Initailly it was a integral part of Zope, but lately a standalone package is also available.
It has the following limitation:
"Actually there are a few restrictions on what you can store in the ZODB. You can store any objects that can be "pickled" into a standard, cross-platform serial format. Objects like lists, dictionaries, and numbers can be pickled. Objects like files, sockets, and Python code objects, cannot be stored in the database because they cannot be pickled."
I have read it but haven't given it a shot myself though.
Other possible thing could be a in-memory sqlite db, that may speed up the process a bit - being an in-memory db, but still you would have to do the serialization stuff and all.
Note: In memory db is expensive on resources.
Here is a link: http://www.zope.org/Documentation/Articles/ZODB1
First of all your approach is not a common web development practice. Even multi threading is being used, web applications are designed to be able to run multi-processing environments, for both scalability and easier deployment .
If you need to just initialize a large object, and do not need to change later, you can do it easily by using a global variable that is initialized while your WSGI application is being created, or the module contains the object is being loaded etc, multi processing will do fine for you.
If you need to change the object and access it from every thread, you need to be sure your object is thread safe, use locks to ensure that. And use a single server context, a process. Any multi threading python server will serve you well, also FCGI is a good choice for this kind of design.

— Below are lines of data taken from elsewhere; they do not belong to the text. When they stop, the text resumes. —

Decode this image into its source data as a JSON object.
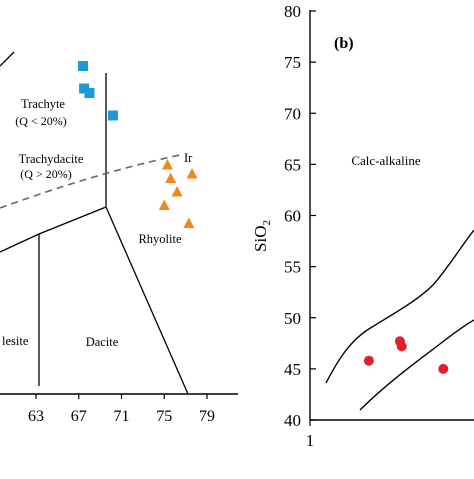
{
  "chart_data": [
    {
      "panel": "left",
      "type": "scatter",
      "xlim": [
        59,
        79
      ],
      "x_ticks": [
        63,
        67,
        71,
        75,
        79
      ],
      "field_labels": {
        "trachyte": "Trachyte",
        "trachyte_q": "(Q < 20%)",
        "trachydacite": "Trachydacite",
        "trachydacite_q": "(Q > 20%)",
        "ir": "Ir",
        "rhyolite": "Rhyolite",
        "andesite_partial": "lesite",
        "dacite": "Dacite"
      },
      "series": [
        {
          "marker": "square",
          "color": "#1a9ad6",
          "points": [
            [
              67.4,
              11.8
            ],
            [
              67.5,
              11.3
            ],
            [
              68.0,
              11.2
            ],
            [
              70.2,
              10.7
            ]
          ]
        },
        {
          "marker": "triangle",
          "color": "#ec8a1e",
          "points": [
            [
              75.3,
              9.6
            ],
            [
              76.2,
              9.0
            ],
            [
              77.6,
              9.4
            ],
            [
              75.6,
              9.3
            ],
            [
              75.0,
              8.7
            ],
            [
              77.3,
              8.3
            ]
          ]
        }
      ]
    },
    {
      "panel": "right",
      "type": "scatter",
      "panel_label": "(b)",
      "ylabel": "SiO",
      "ylabel_sub": "2",
      "ylim": [
        40,
        80
      ],
      "y_ticks": [
        40,
        45,
        50,
        55,
        60,
        65,
        70,
        75,
        80
      ],
      "x_ticks": [
        1
      ],
      "field_label": "Calc-alkaline",
      "series": [
        {
          "marker": "circle",
          "color": "#e0202a",
          "points": [
            [
              2.45,
              47.7
            ],
            [
              2.48,
              47.2
            ],
            [
              1.95,
              45.8
            ],
            [
              3.15,
              45.0
            ]
          ]
        }
      ]
    }
  ]
}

But, if multiple threads are accessing and changing your object the locks may have a really bad effect on your performance gain, which is likely to make all the benefits go away.
This is Durus, a persistent object system for applications written in the Python
programming language. Durus offers an easy way to use and maintain a consistent
collection of object instances used by one or more processes. Access and change of a
persistent instances is managed through a cached Connection instance which includes
commit() and abort() methods so that changes are transactional.
http://www.mems-exchange.org/software/durus/
I've used it before in some research code, where I wanted to persist the results of certain computations. I eventually switched to pytables as it met my needs better.
Another option is to review the requirement for state, it sounds like if the serialisation is the bottle neck then the object is very large. Do you really need an object that large?
I know in the Stackoverflow podcast 27 the reddit guys discuss what they use for state, so that maybe useful to listen to.